Check with your current lender
It's a long shot, but try your current lender just in case that lender has remained in the consolidation market, says Betsy Mayotte, director of regulatory compliance and privacy for American Student Assistance. Next, try your local bank. "Most local banks, rather than turn someone away, will at least have some sort of referral service," Mayotte says.
Or just go directly to the Department of Education's
Direct Loan program for a consolidation loan. "Don't even try to find a federal lender," recommends Kantrowitz.
You'll have plenty of company at Direct Loan.
"I'm projecting it's going to be a five-fold increase in consolidations for the Direct Loan program, more than double the previous peak," Kantrowitz says. "The federal government isn't going to lose money (on consolidations) because its cost of funds is much lower than the lenders' cost."
But Kantrowitz and the Department of Education assure borrowers that the program is adding staff, hardware and software -- as well as ramping up training -- to handle the expected increase. "They're not expecting operational difficulties," Kantrowitz says. "They're gearing up for a significant increase."
Consider unified lending
Not eligible for consolidation? This year, a higher minimum balance may be required to consolidate, but if you're not eligible for this or there are other reasons you can't consolidate, you can still get some of the benefits of consolidating your loans. If you simply want one bill for all your loans, most lenders offer unified billing if all your loans are with that lender, Kantrowitz says.
If you need lower loan payments now but expect your income to rise as you advance in your career, Direct Loan and FFELP each offer options that have lower payments in the beginning, with payments gradually increasing.
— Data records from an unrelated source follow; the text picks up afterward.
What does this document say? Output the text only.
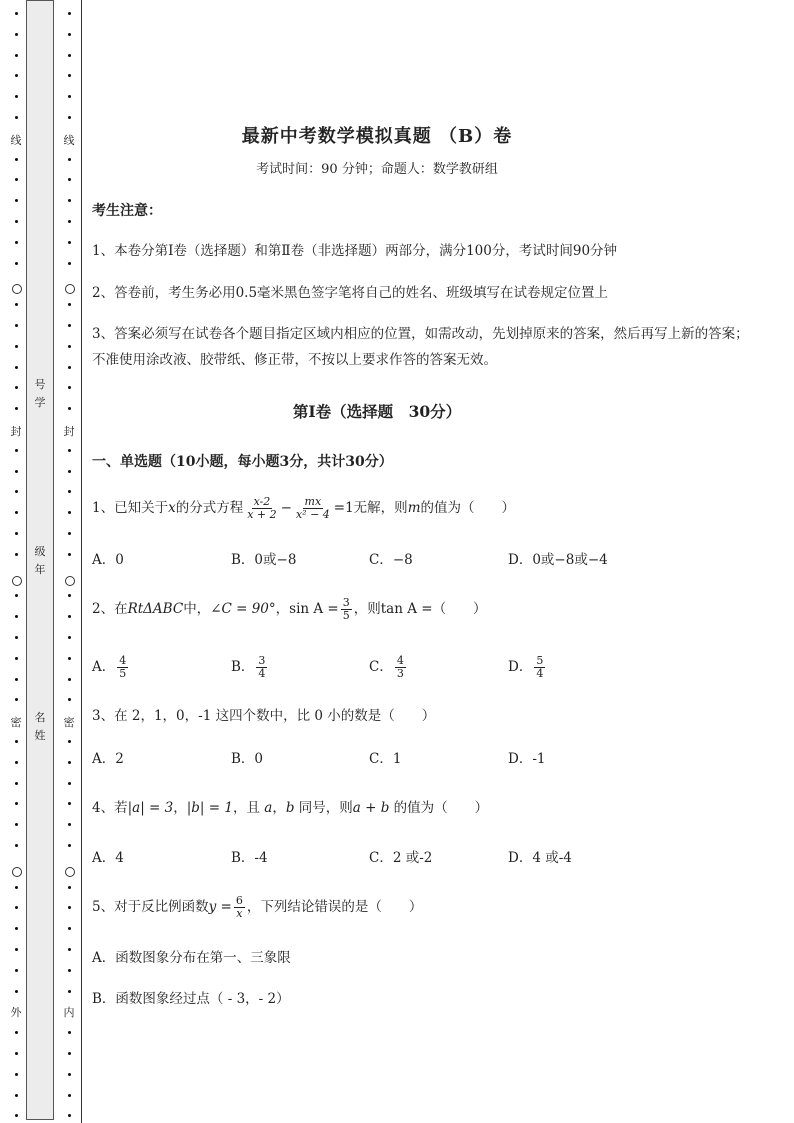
线
封
密
外
线
封
密
内
号学
级年
名姓
最新中考数学模拟真题 （B）卷
考试时间：90 分钟；命题人：数学教研组
考生注意：
1、本卷分第Ⅰ卷（选择题）和第Ⅱ卷（非选择题）两部分，满分100分，考试时间90分钟
2、答卷前，考生务必用0.5毫米黑色签字笔将自己的姓名、班级填写在试卷规定位置上
3、答案必须写在试卷各个题目指定区域内相应的位置，如需改动，先划掉原来的答案，然后再写上新的答案；不准使用涂改液、胶带纸、修正带，不按以上要求作答的答案无效。
第Ⅰ卷（选择题　30分）
一、单选题（10小题，每小题3分，共计30分）
1、已知关于x的分式方程 $\frac{x-2}{x + 2} - \frac{mx}{\text{x² − 4}} =1$无解，则m的值为（　　）
A．0	B．0或−8	C．−8	D．0或−8或−4
2、在RtΔABC中，∠C = 90°，$\sin A = \frac{3}{5}$ ，则tan A =（　　）
A． $\frac{4}{5}$	B． $\frac{3}{4}$	C． $\frac{4}{3}$	D． $\frac{5}{4}$
3、在 2，1，0，-1 这四个数中，比 0 小的数是（　　）
A．2	B．0	C．1	D．-1
4、若|a| = 3，|b| = 1，且 a，b 同号，则a + b 的值为（　　）
A．4	B．-4	C．2 或-2	D．4 或-4
5、对于反比例函数$y = \frac{6}{x}$ ，下列结论错误的是（　　）
A．函数图象分布在第一、三象限
B．函数图象经过点（ - 3，- 2）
Try to reduce the loan's term
Finally, if you do consolidate your loan and get that lower interest rate, consider making the same payment as before so you can reduce the term of the loan. With a lower payment, you'd be saving money on your monthly budget, but you'll pay back more money in the long term because you'll pay more in interest over the life of the loan. And do you really want to be pay on your college loans at the same time you're putting your own kids through college?
"What I tell them is, pay off the debt as quickly as they can," Kantrowitz says. "Student loans have no prepayment penalties."